Hal itu diungkapkan Dwityapoetra S. Besar dalam presentasi ilmiahnya yang berjudul "Efisiensi Biaya Bank: Study Kasus Perbankan Indonesia Paska Krisis", yang digelar Perwakilan Bank Indonesia di 10 City Road, pusat perbankan London, Rabu siang.

Dwityapoetra S. Besar merupakan Senior Economist, Financial Stability Department, Bank Indonesia, Jakarta, yang berhasil menyelesaikan program PhD in Banking & Finance, Cass Business School, UK.

Dwityapoetra mengatakan, dari hasil riset yang dilakukannya menunjukkan bahwa rasio efisiensi biaya sebesar 40-60 persen.

Itu menunjukkan bahwa perbankan di Indonesia masih kurang efisien. "Masih banyak yang bisa ditingkatkan efisiensinya," ujarnya.
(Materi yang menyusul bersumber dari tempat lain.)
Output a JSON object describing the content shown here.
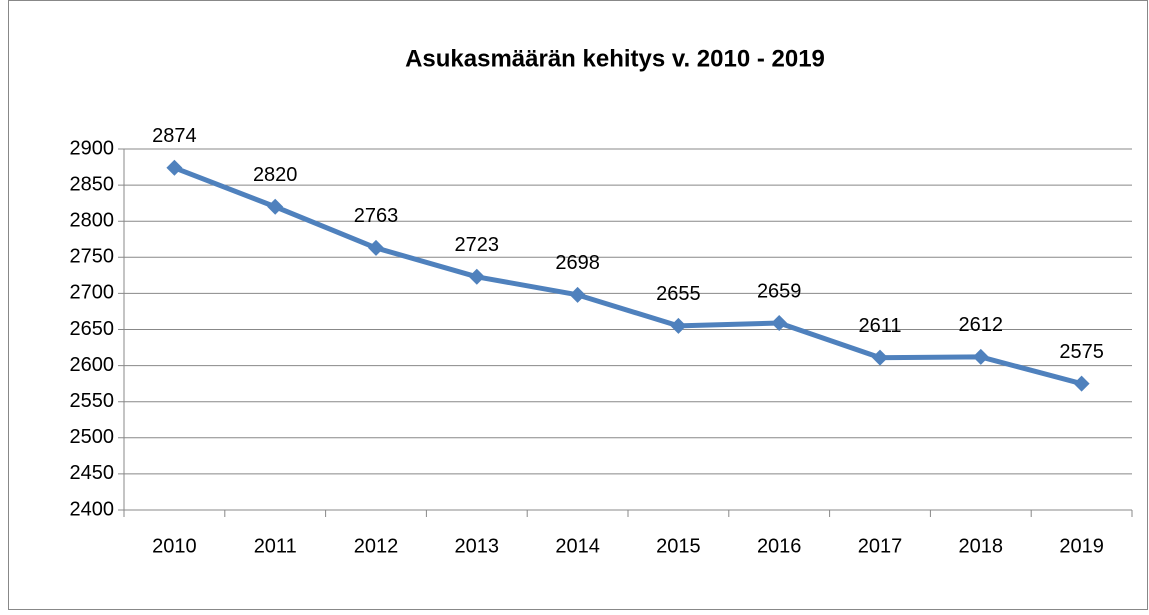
{
  "chart_data": {
    "type": "line",
    "title": "Asukasmäärän kehitys v. 2010 - 2019",
    "categories": [
      "2010",
      "2011",
      "2012",
      "2013",
      "2014",
      "2015",
      "2016",
      "2017",
      "2018",
      "2019"
    ],
    "values": [
      2874,
      2820,
      2763,
      2723,
      2698,
      2655,
      2659,
      2611,
      2612,
      2575
    ],
    "color": "#4f81bd",
    "ylim": [
      2400,
      2900
    ],
    "yticks": [
      2400,
      2450,
      2500,
      2550,
      2600,
      2650,
      2700,
      2750,
      2800,
      2850,
      2900
    ],
    "grid": true
  }
}
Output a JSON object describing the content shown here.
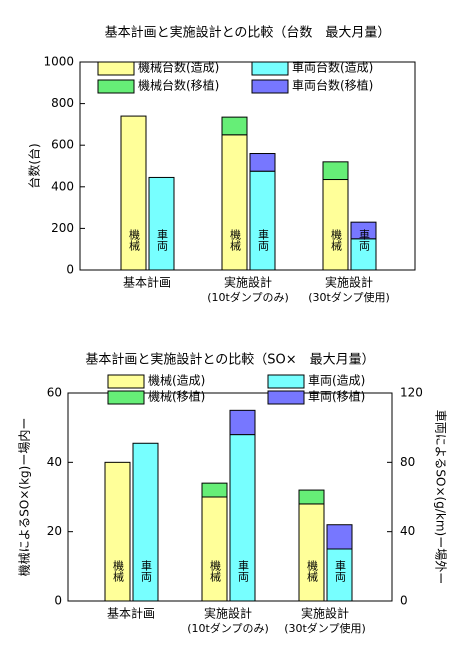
{
  "chart_data": [
    {
      "type": "bar",
      "title": "基本計画と実施設計との比較（台数　最大月量）",
      "ylabel": "台数(台)",
      "categories": [
        [
          "基本計画"
        ],
        [
          "実施設計",
          "(10tダンプのみ)"
        ],
        [
          "実施設計",
          "(30tダンプ使用)"
        ]
      ],
      "bar_labels": [
        "機械",
        "車両"
      ],
      "series": [
        {
          "name": "機械台数(造成)",
          "color": "#ffff99",
          "values": [
            740,
            650,
            435
          ]
        },
        {
          "name": "機械台数(移植)",
          "color": "#66ee77",
          "values": [
            0,
            85,
            85
          ]
        },
        {
          "name": "車両台数(造成)",
          "color": "#77ffff",
          "values": [
            445,
            475,
            150
          ]
        },
        {
          "name": "車両台数(移植)",
          "color": "#7777ff",
          "values": [
            0,
            85,
            80
          ]
        }
      ],
      "ylim": [
        0,
        1000
      ],
      "yticks": [
        0,
        200,
        400,
        600,
        800,
        1000
      ],
      "grid": false
    },
    {
      "type": "bar",
      "title": "基本計画と実施設計との比較（SO×　最大月量）",
      "ylabel": "機械によるSO×(kg)ー場内ー",
      "y2label": "車両によるSO×(g/km)ー場外ー",
      "categories": [
        [
          "基本計画"
        ],
        [
          "実施設計",
          "(10tダンプのみ)"
        ],
        [
          "実施設計",
          "(30tダンプ使用)"
        ]
      ],
      "bar_labels": [
        "機械",
        "車両"
      ],
      "series": [
        {
          "name": "機械(造成)",
          "color": "#ffff99",
          "values": [
            40,
            30,
            28
          ]
        },
        {
          "name": "機械(移植)",
          "color": "#66ee77",
          "values": [
            0,
            4,
            4
          ]
        },
        {
          "name": "車両(造成)",
          "color": "#77ffff",
          "values": [
            91,
            96,
            30
          ],
          "axis": "y2"
        },
        {
          "name": "車両(移植)",
          "color": "#7777ff",
          "values": [
            0,
            14,
            14
          ],
          "axis": "y2"
        }
      ],
      "ylim": [
        0,
        60
      ],
      "yticks": [
        0,
        20,
        40,
        60
      ],
      "y2lim": [
        0,
        120
      ],
      "y2ticks": [
        0,
        40,
        80,
        120
      ],
      "grid": false
    }
  ]
}
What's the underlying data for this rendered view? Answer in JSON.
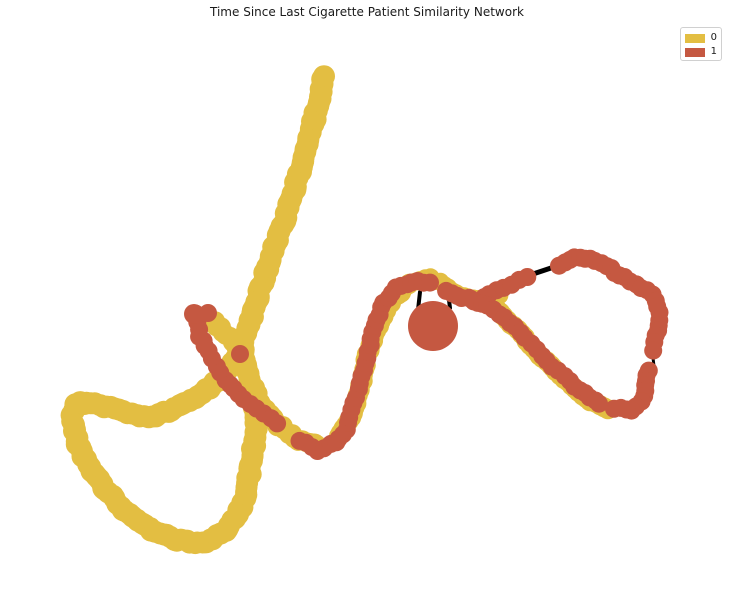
{
  "title": "Time Since Last Cigarette Patient Similarity Network",
  "colors": {
    "group_0": "#E3BE42",
    "group_1": "#C55841",
    "edge": "#000000"
  },
  "legend": [
    {
      "label": "0",
      "color": "#E3BE42"
    },
    {
      "label": "1",
      "color": "#C55841"
    }
  ]
}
Ia menjelaskan bahwa faktor utama yang menjadi kontribusi tingginya biaya operasi perbankan Indonesia adalah biaya tenaga kerja, termasuk gaji direksi dan dewan komisaris, sebesar 50.4 persen, diikuti biaya dana sebesar 26.8 persen dan biaya aktiva tetap sebesar 22.8 persen.
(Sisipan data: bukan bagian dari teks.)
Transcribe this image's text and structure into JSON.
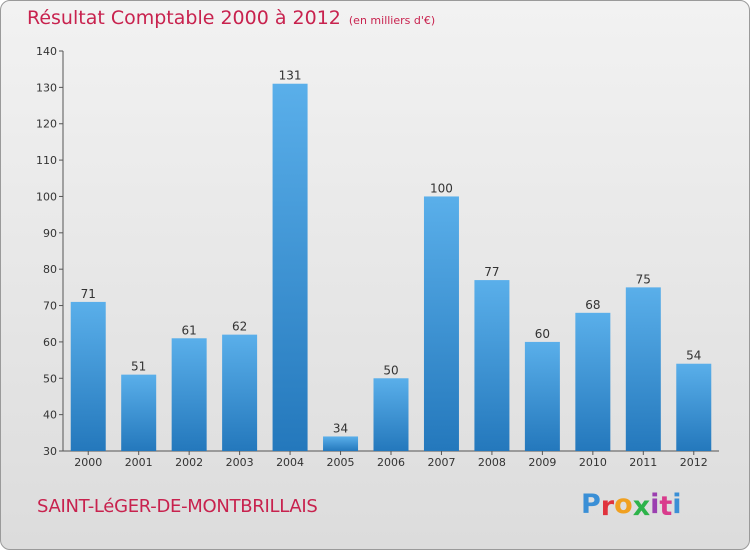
{
  "header": {
    "title": "Résultat Comptable 2000 à 2012",
    "unit": "(en milliers d'€)"
  },
  "footer": {
    "commune": "SAINT-LéGER-DE-MONTBRILLAIS",
    "brand": "Proxiti",
    "brand_colors": [
      "#3a8fd6",
      "#e0323c",
      "#f0a020",
      "#2db34a",
      "#9b3fb0",
      "#d93b8c",
      "#3a8fd6"
    ]
  },
  "chart_data": {
    "type": "bar",
    "title": "Résultat Comptable 2000 à 2012",
    "categories": [
      "2000",
      "2001",
      "2002",
      "2003",
      "2004",
      "2005",
      "2006",
      "2007",
      "2008",
      "2009",
      "2010",
      "2011",
      "2012"
    ],
    "values": [
      71,
      51,
      61,
      62,
      131,
      34,
      50,
      100,
      77,
      60,
      68,
      75,
      54
    ],
    "ylim": [
      30,
      140
    ],
    "yticks": [
      30,
      40,
      50,
      60,
      70,
      80,
      90,
      100,
      110,
      120,
      130,
      140
    ],
    "xlabel": "",
    "ylabel": "",
    "grid": false,
    "bar_color_top": "#5aafea",
    "bar_color_bottom": "#2478bc"
  }
}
Karena itu, peraih Governor Prize to the Best Essays in Bank Indonesia itu, mengatakan, apabila Bank Indonesia (BI) ingin meningkatkan efisiensi perbankan maka yang harus segera diregulasi adalah biaya tenaga kerja, khususnya gaji dan bonus dewan direksi dan dewan komisaris bank.

Selain itu peraih Master of Arts in International Banking and Finance, Columbia University, USA Bank itu mengatakan agar bank di Indonesia efisien dan meraih laba sebaiknya tidak dijual ke pihak asing.

Kajian yang dilakukannya itu mengunakan metode "time varying stochastic frontier estimation of translog cost function" untuk menghitung biaya efisiensi untuk bank-bank di Indonesia pasca-krisis.

Menurut Dwityapoetra, bank yang memiliki tingkat "non-performing loan" (NPL) yang tinggi terbukti signifikan meningkatkan biaya bank sebesar 2,2 persen.

Hasil kajian menunjukkan pula bahwa bank yang paling efisien di Indonesia adalah bank persero diikuti oleh bank-bank yang di akuisisi asing, bank swasta domestik dan bank campuran (joint venture).

Sementara itu, di antara bank-bank yang di akuisisi asing yang paling menunjukkan peningkatan adalah bank-bank eks rekapitalisasi.

Perubahan kepemilikan kepada asing punya pengaruh positif, namun peningkatan efisiensinya hanya sedikit, ujarnya.

Sebelumnya Dwityapoetra menjelaskan latar belakang pentingnya efisiensi yaitu untuk mencapai penawaran produk yang murah dan luas ke berbagai pihak dengan suku bunga yang rendah.

Selain itu perbankan yang sehat dan stabilitas keuangan yang terjaga serta kondisi moneter yang kondusif mendukung kegiatan bisnis dan pembangunan.

Sementara itu Kepala Perwakilan BI London Dian Ediana Rae mengatakan bahwa sebanyak 80 persen perekonomian di Indonesia berasal dari bank, dan efisiensi merupakan isu yang signifikan dalam penyaluran kredit.

Ia juga mengatakan presentasi yang dilakukan Dwityapoetra S. Besar yang berhasil menyelesaikan PhD nya di Inggris merupakan sebagai pertangungjawabannya sebagai karyawan BI.

"Kami akan mencoba untuk membudayakan presentasi ilmiah bagi karyawan Bank Indonesia yang berhasil menyelesaikan program PhD nya di Inggris," kata Dian Ediana Rae.

Hadir dalam acara presentasi tersebut selain Dian Ediana Rae, juga
Deputi Menejer Kantor Perwakilan BNI Hilmawan Harimurti, "Chief Executive" Bank Mandiri Iman Nugroho Soeko serta Perwakilan BKPM London dan Minister Counsellor/Act. Head of Chancery KBRI London Tumpal Hutagalung dan Sekretaris Satu Vitto Rafael Tahar.